Open Data QnA - Chat with your SQL Database

🚨 Version 1.2.0 is now live. Refer to the Release Notes for detailed information on updates and fixes. 🚨

✨ Overview

The Open Data QnA python library enables you to chat with your databases by leveraging LLM Agents on Google Cloud.

Open Data QnA enables a conversational approach to interacting with your data. Ask questions about your PostgreSQL or BigQuery databases in natural language and receive informative responses, without needing to write SQL. Open Data QnA leverages Large Language Models (LLMs) to bridge the gap between human language and database queries, streamlining data analysis and decision-making.

Key Features:

Conversational Querying: Ask questions naturally, without requiring SQL knowledge.
SQL Generation: Automatically generates SQL queries based on your questions.
Query Refinement: Validates and debugs queries to ensure accuracy.
Natural Language Responses: DRun queries and present results in clear, easy-to-understand language.
Visualizations (Optional): Explore data visually with generated charts.
Extensible: Customize and integrate with your existing workflows(API, UI, Notebooks).

It is built on a modular design and currently supports the following components:

Database Connectors

Google Cloud SQL for PostgreSQL
Google BigQuery

Vector Stores

PGVector on Google Cloud SQL for PostgreSQL
BigQuery Vector Store
ChromaDB (WIP)

Agents

BuildSQLAgent: An agent specialized in generating SQL queries for BigQuery or PostgreSQL databases. It analyzes user questions, available table schemas, and column descriptions to construct syntactically and semantically correct SQL queries, adapting its process based on the target database type.
ValidateSQLAgent: An agent that validates the syntax and semantic correctness of SQL queries. It uses a language model to analyze queries against a database schema and returns a JSON response indicating validity and potential errors.
DebugSQLAgent: An agent designed to debug and refine SQL queries for BigQuery or PostgreSQL databases.

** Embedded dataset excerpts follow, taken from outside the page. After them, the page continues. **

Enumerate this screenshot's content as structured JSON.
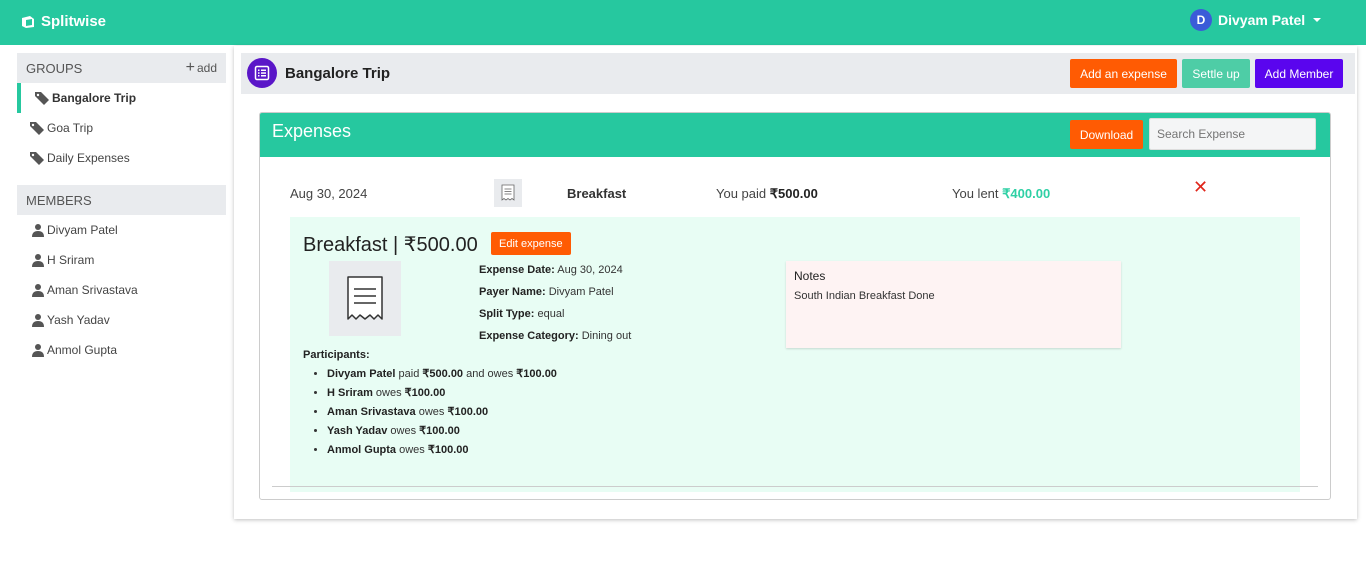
{
  "app": {
    "brand": "Splitwise"
  },
  "user": {
    "initial": "D",
    "name": "Divyam Patel"
  },
  "sidebar": {
    "groups_heading": "GROUPS",
    "add_label": "add",
    "groups": [
      {
        "label": "Bangalore Trip",
        "active": true
      },
      {
        "label": "Goa Trip"
      },
      {
        "label": "Daily Expenses"
      }
    ],
    "members_heading": "MEMBERS",
    "members": [
      "Divyam Patel",
      "H Sriram",
      "Aman Srivastava",
      "Yash Yadav",
      "Anmol Gupta"
    ]
  },
  "group": {
    "title": "Bangalore Trip",
    "add_expense_label": "Add an expense",
    "settle_up_label": "Settle up",
    "add_member_label": "Add Member"
  },
  "expenses": {
    "title": "Expenses",
    "download_label": "Download",
    "search_placeholder": "Search Expense",
    "row": {
      "date": "Aug 30, 2024",
      "name": "Breakfast",
      "paid_prefix": "You paid",
      "paid_amount": "₹500.00",
      "lent_prefix": "You lent",
      "lent_amount": "₹400.00",
      "delete_glyph": "✕"
    },
    "detail": {
      "title": "Breakfast | ₹500.00",
      "edit_label": "Edit expense",
      "fields": [
        {
          "label": "Expense Date:",
          "value": "Aug 30, 2024"
        },
        {
          "label": "Payer Name:",
          "value": "Divyam Patel"
        },
        {
          "label": "Split Type:",
          "value": "equal"
        },
        {
          "label": "Expense Category:",
          "value": "Dining out"
        }
      ],
      "notes_heading": "Notes",
      "notes_text": "South Indian Breakfast Done",
      "participants_heading": "Participants:",
      "participants": [
        {
          "name": "Divyam Patel",
          "pre": "paid",
          "paid": "₹500.00",
          "mid": "and owes",
          "owes": "₹100.00"
        },
        {
          "name": "H Sriram",
          "mid": "owes",
          "owes": "₹100.00"
        },
        {
          "name": "Aman Srivastava",
          "mid": "owes",
          "owes": "₹100.00"
        },
        {
          "name": "Yash Yadav",
          "mid": "owes",
          "owes": "₹100.00"
        },
        {
          "name": "Anmol Gupta",
          "mid": "owes",
          "owes": "₹100.00"
        }
      ]
    }
  },
  "colors": {
    "primary": "#26c89f",
    "orange": "#ff5b03",
    "purple": "#5a16c8",
    "settle": "#4ecda6",
    "danger": "#e0261b"
  }
}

It interacts with a chat-based language model to iteratively troubleshoot queries, using error messages to generate alternative, correct queries.
DescriptionAgent: An agent specialized in generating descriptions for database tables and columns. It leverages a large language model to create concise and informative descriptions that aid in understanding data structures and facilitate SQL query generation.
EmbedderAgent: An agent specialized in generating text embeddings using Large Language Models (LLMs). It supports direct interaction with Vertex AI's TextEmbeddingModel or uses LangChain's VertexAIEmbeddings for a simplified interface.
ResponseAgent: An agent that generates natural language responses to user questions based on SQL query results. It acts as a data assistant, interpreting SQL results and transforming them into user-friendly answers using a language model.
VisualizeAgent: An agent that generates JavaScript code for Google Charts based on user questions and SQL results. It suggests suitable chart types and constructs the JavaScript code to create visualizations of the data.

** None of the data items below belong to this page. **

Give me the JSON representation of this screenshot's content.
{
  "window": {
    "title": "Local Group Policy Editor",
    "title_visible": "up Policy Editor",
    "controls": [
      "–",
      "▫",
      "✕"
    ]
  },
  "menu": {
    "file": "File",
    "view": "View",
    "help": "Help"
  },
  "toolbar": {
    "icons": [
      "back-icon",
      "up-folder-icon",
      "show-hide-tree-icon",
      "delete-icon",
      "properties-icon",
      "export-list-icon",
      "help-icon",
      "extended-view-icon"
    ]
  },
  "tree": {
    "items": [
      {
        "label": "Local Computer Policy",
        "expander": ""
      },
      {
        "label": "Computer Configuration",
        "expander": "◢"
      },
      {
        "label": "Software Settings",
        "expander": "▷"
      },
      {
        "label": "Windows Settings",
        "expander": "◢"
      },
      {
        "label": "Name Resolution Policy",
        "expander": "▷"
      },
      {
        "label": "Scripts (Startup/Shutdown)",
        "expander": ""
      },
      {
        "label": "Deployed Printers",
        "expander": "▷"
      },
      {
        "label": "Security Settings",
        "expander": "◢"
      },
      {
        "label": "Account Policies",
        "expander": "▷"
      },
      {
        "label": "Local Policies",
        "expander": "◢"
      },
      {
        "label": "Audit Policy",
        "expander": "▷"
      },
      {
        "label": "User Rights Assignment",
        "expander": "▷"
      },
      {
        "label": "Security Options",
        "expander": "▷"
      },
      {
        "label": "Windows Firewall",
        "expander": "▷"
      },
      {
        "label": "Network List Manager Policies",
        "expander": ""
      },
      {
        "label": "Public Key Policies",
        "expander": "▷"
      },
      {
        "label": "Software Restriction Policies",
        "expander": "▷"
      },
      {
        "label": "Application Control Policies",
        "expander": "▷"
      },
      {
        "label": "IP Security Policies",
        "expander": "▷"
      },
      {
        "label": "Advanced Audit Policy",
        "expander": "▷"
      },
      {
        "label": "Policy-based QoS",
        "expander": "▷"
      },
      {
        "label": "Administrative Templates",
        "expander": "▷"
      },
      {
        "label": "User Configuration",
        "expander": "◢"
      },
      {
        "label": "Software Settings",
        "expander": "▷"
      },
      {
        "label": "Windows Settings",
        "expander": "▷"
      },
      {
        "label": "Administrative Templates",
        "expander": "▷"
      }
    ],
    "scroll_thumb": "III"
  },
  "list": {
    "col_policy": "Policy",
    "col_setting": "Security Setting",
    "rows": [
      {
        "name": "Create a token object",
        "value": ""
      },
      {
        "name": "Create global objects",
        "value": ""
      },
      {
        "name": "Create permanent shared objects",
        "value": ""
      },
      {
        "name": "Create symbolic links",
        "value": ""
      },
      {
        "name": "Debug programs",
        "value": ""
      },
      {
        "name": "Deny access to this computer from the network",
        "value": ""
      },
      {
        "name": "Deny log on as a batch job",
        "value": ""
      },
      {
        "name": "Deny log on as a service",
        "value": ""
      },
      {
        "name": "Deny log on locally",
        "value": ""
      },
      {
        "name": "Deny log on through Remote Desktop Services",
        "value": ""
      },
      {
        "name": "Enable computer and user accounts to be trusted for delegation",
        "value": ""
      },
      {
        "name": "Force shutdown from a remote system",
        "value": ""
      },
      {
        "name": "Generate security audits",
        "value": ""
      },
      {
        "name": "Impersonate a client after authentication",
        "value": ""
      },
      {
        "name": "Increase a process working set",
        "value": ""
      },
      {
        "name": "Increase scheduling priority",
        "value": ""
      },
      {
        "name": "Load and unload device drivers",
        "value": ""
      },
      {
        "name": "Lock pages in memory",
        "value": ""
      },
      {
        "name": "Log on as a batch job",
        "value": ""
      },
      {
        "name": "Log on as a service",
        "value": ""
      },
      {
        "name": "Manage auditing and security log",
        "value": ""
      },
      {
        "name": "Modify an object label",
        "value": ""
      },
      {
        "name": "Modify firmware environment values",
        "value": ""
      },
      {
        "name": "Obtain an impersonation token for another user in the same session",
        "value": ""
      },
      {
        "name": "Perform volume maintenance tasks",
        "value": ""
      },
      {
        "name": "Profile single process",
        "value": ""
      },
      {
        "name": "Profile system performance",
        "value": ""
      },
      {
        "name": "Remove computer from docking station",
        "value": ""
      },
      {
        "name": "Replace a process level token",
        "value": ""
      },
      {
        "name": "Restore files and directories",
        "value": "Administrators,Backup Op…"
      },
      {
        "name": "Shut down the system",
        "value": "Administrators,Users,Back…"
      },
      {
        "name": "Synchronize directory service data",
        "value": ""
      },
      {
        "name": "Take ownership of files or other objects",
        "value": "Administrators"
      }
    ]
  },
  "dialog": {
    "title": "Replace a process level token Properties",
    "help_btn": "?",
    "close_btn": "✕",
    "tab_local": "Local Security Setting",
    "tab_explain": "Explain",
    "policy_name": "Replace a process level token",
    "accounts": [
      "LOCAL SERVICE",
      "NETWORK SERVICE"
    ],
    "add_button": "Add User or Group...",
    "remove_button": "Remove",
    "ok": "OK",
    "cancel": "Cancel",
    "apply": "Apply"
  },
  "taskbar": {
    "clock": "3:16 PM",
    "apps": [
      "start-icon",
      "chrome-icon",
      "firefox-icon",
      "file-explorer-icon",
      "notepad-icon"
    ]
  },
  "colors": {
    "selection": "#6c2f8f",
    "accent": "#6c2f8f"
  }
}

Note: the library was formerly named Talk2Data. You may still find artifacts with the old naming in this repository.

📏 Architecture

A detailed description of the Architecture can be found here in the docs.

🧬 Repository Structure

Details on the Repository Structure can be found here in the docs.

⚙️ Prerequisites

This library assumes that the source database is already set up in your GCP project. If a data source has not been set up, use the notebooks below to copy a public dataset from BigQuery to Cloud SQL PostgreSQL or from BigQuery into your GCP project.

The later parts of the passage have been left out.